Objectif Cinéma : Pour en finir avec Le bal des célibataires, il y a ces quelques pages sur « l’autorité excessive de la mère et le célibat »…

Emmanuel Bourdieu : Le film part de là et de ces deux clés : le drame du célibat et l’erreur méthodologique de Lucas. D’un côté il y a un type (le sociologue) qui glisse dans l’action alors qu’il devrait être dehors, et de l’autre, un autre qui a vécu un drame terrible lié à un contexte économique très dur, totalement emblématique de tous ces paysans qui sont deux fois victimes (économiquement de la crise qu’a connue l’agriculture et de la tradition qui faisait d’eux l’excellence de ce monde-là). La mère de Simon représente la tradition à elle seule. Mais c’est une tradition devenue folle parce qu’elle est confrontée à une crise qui fait que ce qui avait le plus de valeur se trouve totalement dévalué. Ainsi, les jeunes gens d’habitude les plus faciles à marier, ceux qui avaient le plus de valeur sur le marché matrimonial se retrouvent immariables. La mère de Simon est folle, au même titre que la tradition. Beaucoup de mères à cette époque ont essayé de s’opposer à l’évolution des mœurs et ont surenchéri avec des exigences absurdes, des crises extrêmes.


Objectif Cinéma : Quand la mère de Simon sent le trouble revenir dans l’esprit de son fils, quand elle sent l’ombre d’Isabelle, elle fait à son fils un chantage à mort : si tu pars, je brûle la maison. Du reste, c’est qu’elle fait. De quelle charge affective la maison est-elle investie ?

Emmanuel Bourdieu : Pour le personnage de la mère, j’ai vraiment collé à une espèce d’archétype que l’on retrouve dans cette région. La phrase qu’elle dit à Simon («  Si elle rentre par cette porte, je sors par celle-là »), est presque rituelle, je l’ai entendu plusieurs fois dans les entretiens. C’est une sorte de formule. La mère de Lucas craint fortement de perdre son pouvoir dans la maison. Elle déteste la famille d’Isabelle qui est supérieure dans la hiérarchie paysanne. Elle a peur que cette jeune fille devienne la maîtresse de maison, et serve, par exemple, la soupe à sa place… Des enjeux de pouvoir très forts se jouent à ce niveau : qui va prendre la louche et servir la soupe à table ; qui va décider comment on décore la maison, combien de fois on change les draps…
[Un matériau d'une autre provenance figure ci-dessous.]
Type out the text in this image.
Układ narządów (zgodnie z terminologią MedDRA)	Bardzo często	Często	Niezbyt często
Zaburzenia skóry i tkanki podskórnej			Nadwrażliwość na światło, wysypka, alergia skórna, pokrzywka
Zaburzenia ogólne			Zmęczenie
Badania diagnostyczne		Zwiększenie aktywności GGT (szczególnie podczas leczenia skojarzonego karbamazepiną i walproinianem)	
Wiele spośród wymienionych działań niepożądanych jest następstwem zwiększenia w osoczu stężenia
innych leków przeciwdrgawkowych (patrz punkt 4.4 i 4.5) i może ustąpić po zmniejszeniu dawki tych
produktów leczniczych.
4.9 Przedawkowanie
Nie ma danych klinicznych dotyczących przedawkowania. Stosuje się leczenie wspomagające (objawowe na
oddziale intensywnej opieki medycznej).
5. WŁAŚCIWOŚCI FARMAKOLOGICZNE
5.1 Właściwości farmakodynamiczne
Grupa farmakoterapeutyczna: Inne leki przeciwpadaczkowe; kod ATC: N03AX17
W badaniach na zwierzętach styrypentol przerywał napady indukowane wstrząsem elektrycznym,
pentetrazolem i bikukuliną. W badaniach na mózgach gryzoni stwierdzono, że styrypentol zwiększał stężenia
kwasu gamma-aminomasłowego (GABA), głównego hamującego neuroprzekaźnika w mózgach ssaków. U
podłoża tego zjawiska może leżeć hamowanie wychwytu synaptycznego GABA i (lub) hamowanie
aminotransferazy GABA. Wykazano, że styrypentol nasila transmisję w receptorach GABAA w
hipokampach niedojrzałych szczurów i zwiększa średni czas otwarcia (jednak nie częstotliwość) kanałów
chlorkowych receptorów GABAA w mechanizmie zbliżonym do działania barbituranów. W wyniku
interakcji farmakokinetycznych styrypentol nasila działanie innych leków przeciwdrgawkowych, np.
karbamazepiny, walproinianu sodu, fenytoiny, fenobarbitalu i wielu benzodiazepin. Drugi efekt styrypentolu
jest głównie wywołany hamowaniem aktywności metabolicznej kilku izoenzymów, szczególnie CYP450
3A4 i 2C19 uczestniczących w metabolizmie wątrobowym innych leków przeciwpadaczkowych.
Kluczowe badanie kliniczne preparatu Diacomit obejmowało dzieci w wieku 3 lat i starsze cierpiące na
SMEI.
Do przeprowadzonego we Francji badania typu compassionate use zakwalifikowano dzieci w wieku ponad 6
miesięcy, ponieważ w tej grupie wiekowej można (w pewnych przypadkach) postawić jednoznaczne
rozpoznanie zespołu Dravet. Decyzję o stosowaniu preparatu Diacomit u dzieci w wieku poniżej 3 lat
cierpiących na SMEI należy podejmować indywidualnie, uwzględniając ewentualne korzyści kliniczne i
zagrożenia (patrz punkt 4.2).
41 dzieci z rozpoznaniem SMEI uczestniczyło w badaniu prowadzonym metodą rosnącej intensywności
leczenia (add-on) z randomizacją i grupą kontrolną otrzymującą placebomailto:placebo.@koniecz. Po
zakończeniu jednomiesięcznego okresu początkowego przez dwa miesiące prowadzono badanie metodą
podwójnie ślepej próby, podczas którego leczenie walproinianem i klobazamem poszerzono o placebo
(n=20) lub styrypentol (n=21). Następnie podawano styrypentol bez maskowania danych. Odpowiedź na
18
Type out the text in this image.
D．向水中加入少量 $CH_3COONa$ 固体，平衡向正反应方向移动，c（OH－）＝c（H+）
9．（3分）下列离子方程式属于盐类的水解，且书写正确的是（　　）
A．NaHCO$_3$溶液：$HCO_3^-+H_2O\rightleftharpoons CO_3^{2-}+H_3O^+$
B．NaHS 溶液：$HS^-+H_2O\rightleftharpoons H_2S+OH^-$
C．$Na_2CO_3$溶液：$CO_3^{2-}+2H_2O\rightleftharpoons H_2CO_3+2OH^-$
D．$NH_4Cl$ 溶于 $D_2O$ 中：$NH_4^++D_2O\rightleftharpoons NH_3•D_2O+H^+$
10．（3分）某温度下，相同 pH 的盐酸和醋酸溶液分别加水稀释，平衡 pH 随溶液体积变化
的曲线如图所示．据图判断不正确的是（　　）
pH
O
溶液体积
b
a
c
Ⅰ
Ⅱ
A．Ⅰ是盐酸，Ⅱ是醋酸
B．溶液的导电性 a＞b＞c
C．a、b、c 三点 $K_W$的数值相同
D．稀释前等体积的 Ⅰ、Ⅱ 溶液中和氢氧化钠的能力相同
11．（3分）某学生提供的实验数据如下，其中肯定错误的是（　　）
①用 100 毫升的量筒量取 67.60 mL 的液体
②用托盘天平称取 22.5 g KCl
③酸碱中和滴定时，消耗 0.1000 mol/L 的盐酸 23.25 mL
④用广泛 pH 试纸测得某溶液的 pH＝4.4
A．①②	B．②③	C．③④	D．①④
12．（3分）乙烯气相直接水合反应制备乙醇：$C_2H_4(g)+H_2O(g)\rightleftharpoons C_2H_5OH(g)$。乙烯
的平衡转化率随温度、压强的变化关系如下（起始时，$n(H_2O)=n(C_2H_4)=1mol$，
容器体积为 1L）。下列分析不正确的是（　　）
L’enjeu étant le pouvoir dans la maison, il y a cette menace ultime de la brûler, et qu’elle parte en fumée. Simon est animé par cette idée qu’il faut être fidèle à son père, qu’il ne fallait pas démissionner, contrairement aux autres…  Brûler la maison, conquise par le père, simple ouvrier agricole, c’est l’acte le plus violent vis-à-vis de Simon, c'est le démolir.